Although the dinner featured nearly three hours of student-run entertainment, the play—written and performed by members of BSU—distinguished itself as a favorite among audience members. Foregrounding the family drama that unfolds in the wake of a mother’s death, the play emphasized the theme “A Phenomenal Woman” by showcasing the resilience of three sisters.
“My favorite part of the night was the variety of the acts performed,” history major senior Juliana Thompson said. “Between the acting, singing and dancing, we really experienced the whole package—however, I think that the play was the highlight.”
As a culmination of their Black History Month events, the Annual Soul Food Dinner signifies one of BSU’s largest and most highly anticipated events.
Throughout the month of February, the e-board coordinated both celebratory and informational events, including a screening of Nick Cassavetes’ film, John Q. BSU also sponsored a sweatshirt day on Saturday, for which they encouraged the community to wear hoodies in remembrance of Trayvon Martin.
“I am so happy with the way that this event went,” communication major junior Alisa Mentor said. “The whole night went off without any major problems, and it’s really great to see so much support coming from the community.”
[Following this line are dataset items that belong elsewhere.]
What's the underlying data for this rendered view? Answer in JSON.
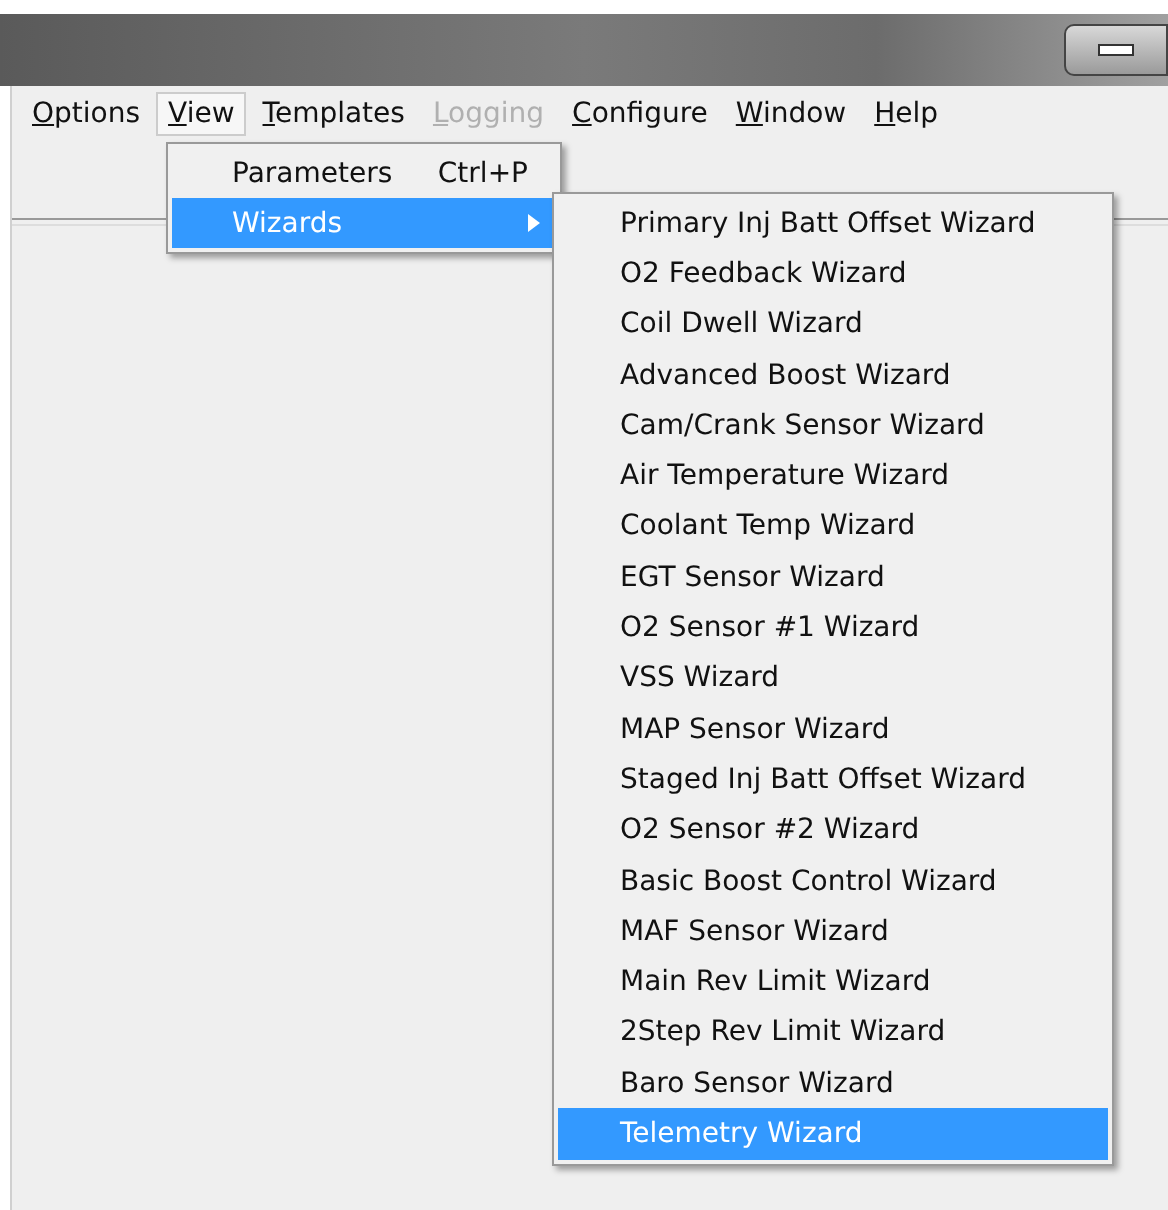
{
  "menubar": [
    {
      "label": "Options",
      "disabled": false,
      "selected": false
    },
    {
      "label": "View",
      "disabled": false,
      "selected": true
    },
    {
      "label": "Templates",
      "disabled": false,
      "selected": false
    },
    {
      "label": "Logging",
      "disabled": true,
      "selected": false
    },
    {
      "label": "Configure",
      "disabled": false,
      "selected": false
    },
    {
      "label": "Window",
      "disabled": false,
      "selected": false
    },
    {
      "label": "Help",
      "disabled": false,
      "selected": false
    }
  ],
  "view_menu": [
    {
      "label": "Parameters",
      "shortcut": "Ctrl+P",
      "selected": false,
      "submenu": false
    },
    {
      "label": "Wizards",
      "selected": true,
      "submenu": true
    }
  ],
  "wizards_menu": [
    {
      "label": "Primary Inj Batt Offset Wizard",
      "selected": false
    },
    {
      "label": "O2 Feedback Wizard",
      "selected": false
    },
    {
      "label": "Coil Dwell Wizard",
      "selected": false
    },
    {
      "label": "Advanced Boost Wizard",
      "selected": false
    },
    {
      "label": "Cam/Crank Sensor Wizard",
      "selected": false
    },
    {
      "label": "Air Temperature Wizard",
      "selected": false
    },
    {
      "label": "Coolant Temp Wizard",
      "selected": false
    },
    {
      "label": "EGT Sensor Wizard",
      "selected": false
    },
    {
      "label": "O2 Sensor #1 Wizard",
      "selected": false
    },
    {
      "label": "VSS Wizard",
      "selected": false
    },
    {
      "label": "MAP Sensor Wizard",
      "selected": false
    },
    {
      "label": "Staged Inj Batt Offset Wizard",
      "selected": false
    },
    {
      "label": "O2 Sensor #2 Wizard",
      "selected": false
    },
    {
      "label": "Basic Boost Control Wizard",
      "selected": false
    },
    {
      "label": "MAF Sensor Wizard",
      "selected": false
    },
    {
      "label": "Main Rev Limit Wizard",
      "selected": false
    },
    {
      "label": "2Step Rev Limit Wizard",
      "selected": false
    },
    {
      "label": "Baro Sensor Wizard",
      "selected": false
    },
    {
      "label": "Telemetry Wizard",
      "selected": true
    }
  ]
}
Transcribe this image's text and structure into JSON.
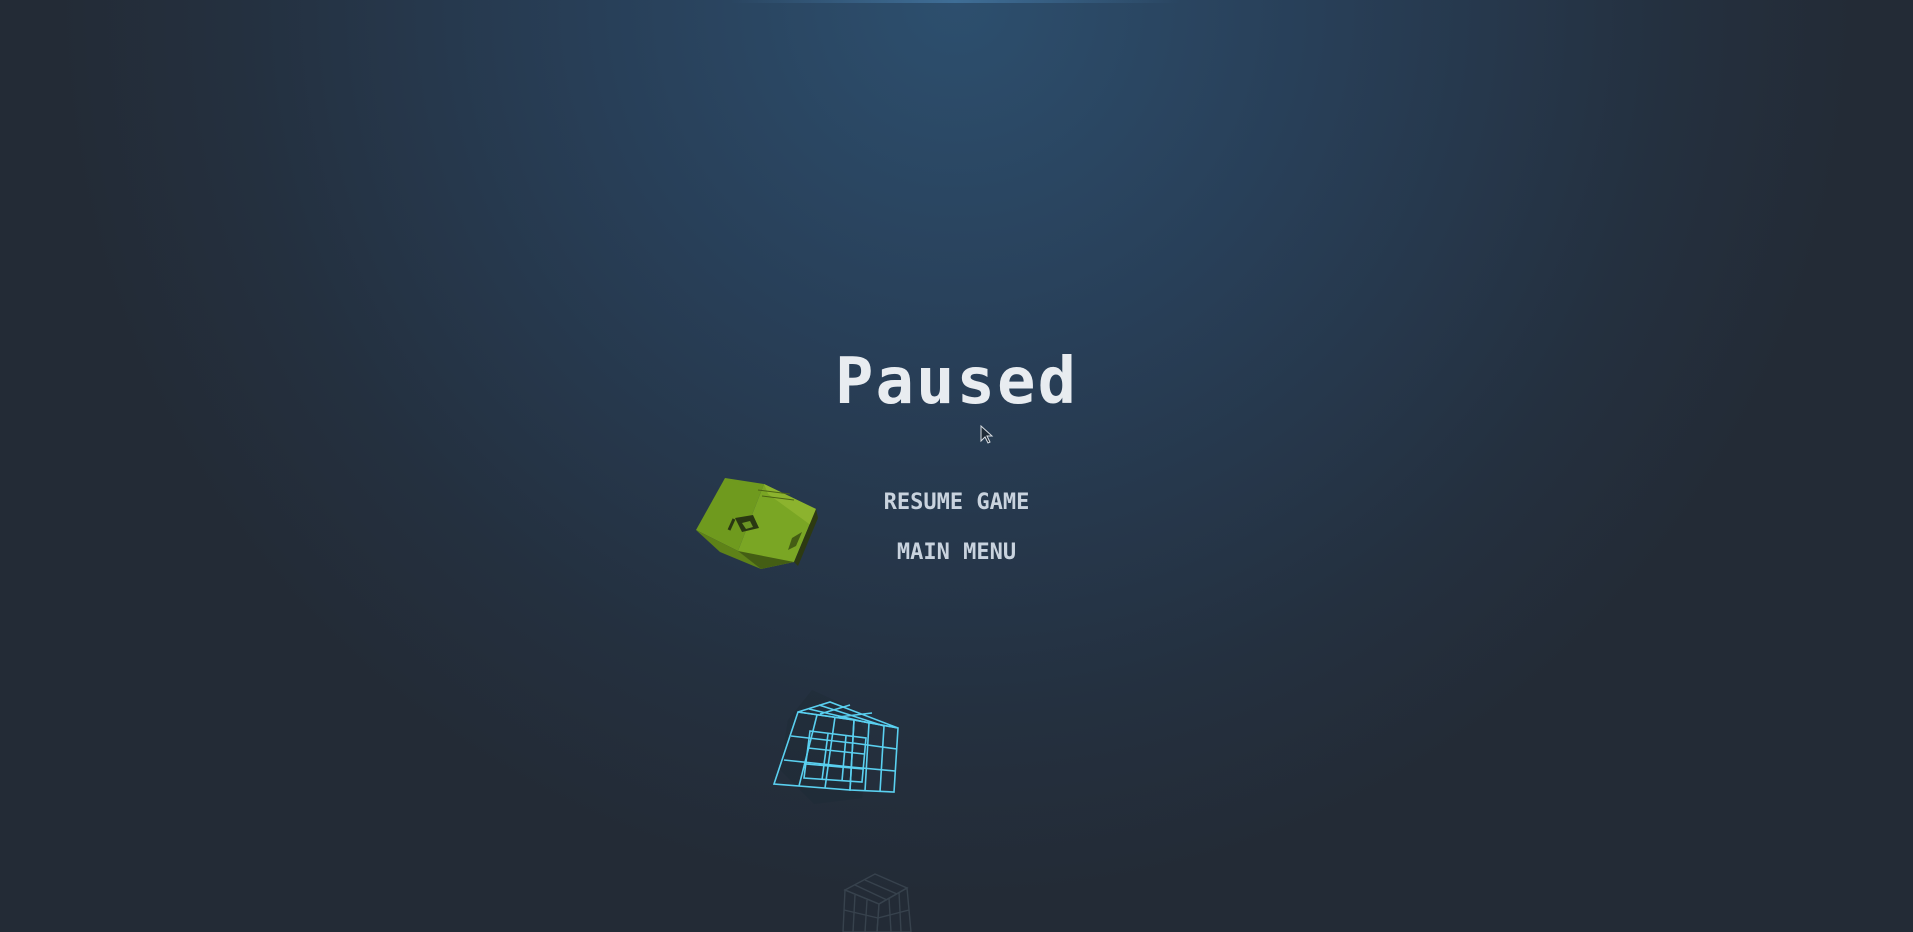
{
  "pause_menu": {
    "title": "Paused",
    "resume_label": "RESUME GAME",
    "main_menu_label": "MAIN MENU"
  },
  "colors": {
    "background_center": "#2d4f6e",
    "background_edge": "#232b36",
    "title_text": "#e8ecf0",
    "button_text": "#c9d3de",
    "green_cube": "#6f9a1e",
    "wire_cube": "#5ad0f0"
  },
  "icons": {
    "cursor": "arrow-cursor-icon",
    "green_cube": "solid-green-cube",
    "wire_cube": "wireframe-cyan-cube",
    "faint_cube": "faint-wireframe-cube"
  }
}
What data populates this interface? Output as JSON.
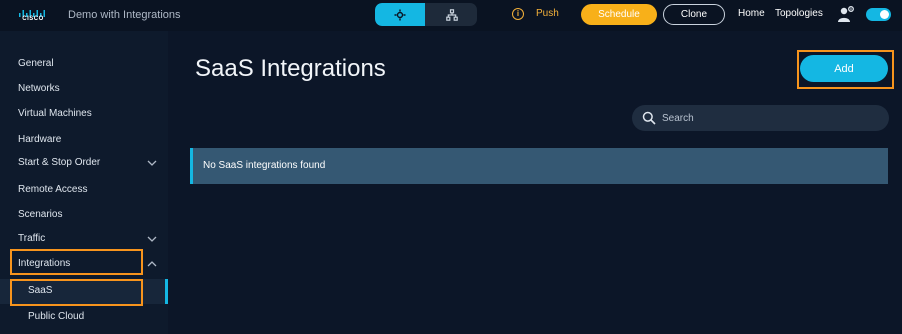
{
  "header": {
    "logo_text": "CISCO",
    "app_title": "Demo with Integrations",
    "push_label": "Push",
    "schedule_label": "Schedule",
    "clone_label": "Clone",
    "home_label": "Home",
    "topologies_label": "Topologies",
    "icons": [
      "design-view-icon",
      "topology-view-icon",
      "info-icon",
      "user-settings-icon",
      "toggle-switch"
    ]
  },
  "sidebar": {
    "items": [
      {
        "label": "General"
      },
      {
        "label": "Networks"
      },
      {
        "label": "Virtual Machines"
      },
      {
        "label": "Hardware"
      },
      {
        "label": "Start & Stop Order"
      },
      {
        "label": "Remote Access"
      },
      {
        "label": "Scenarios"
      },
      {
        "label": "Traffic"
      },
      {
        "label": "Integrations"
      },
      {
        "label": "SaaS"
      },
      {
        "label": "Public Cloud"
      }
    ]
  },
  "main": {
    "title": "SaaS Integrations",
    "add_label": "Add",
    "search_placeholder": "Search",
    "empty_message": "No SaaS integrations found"
  },
  "colors": {
    "accent": "#14b7e3",
    "schedule": "#f8b019",
    "highlight": "#f7941d",
    "background": "#0c1628"
  }
}
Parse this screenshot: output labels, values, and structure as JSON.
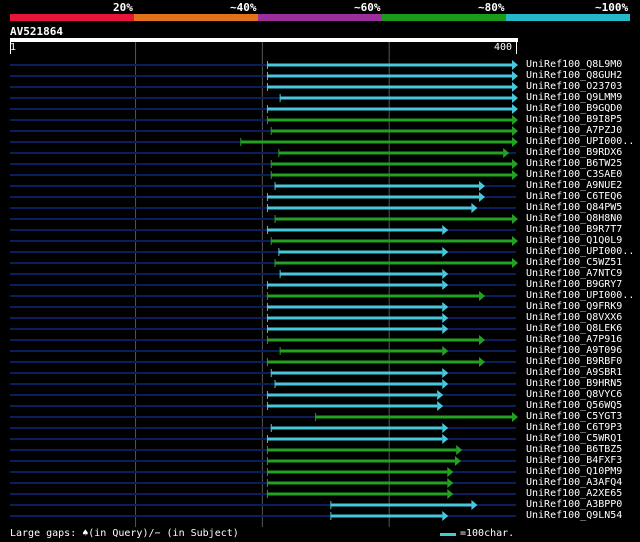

While Black History Month came to an end on Tuesday Feb. 28, both BSU and Zeta Phi Beta—a historically black sorority—have events and programs planned throughout the rest of the semester, according to sociology major senior Emonnie Bennett.
Zeta Phi Beta will host a concert on Friday March 3 at the Knight Spot to raise money for the March of Dimes, according to Bennett, who served as the 2016 BSU president and who choreographed dances for the 2017 dinner.
Additionally, the sorority will host a Blue Allure Fashion Show at the Lederer Fine Arts Gallery this coming April.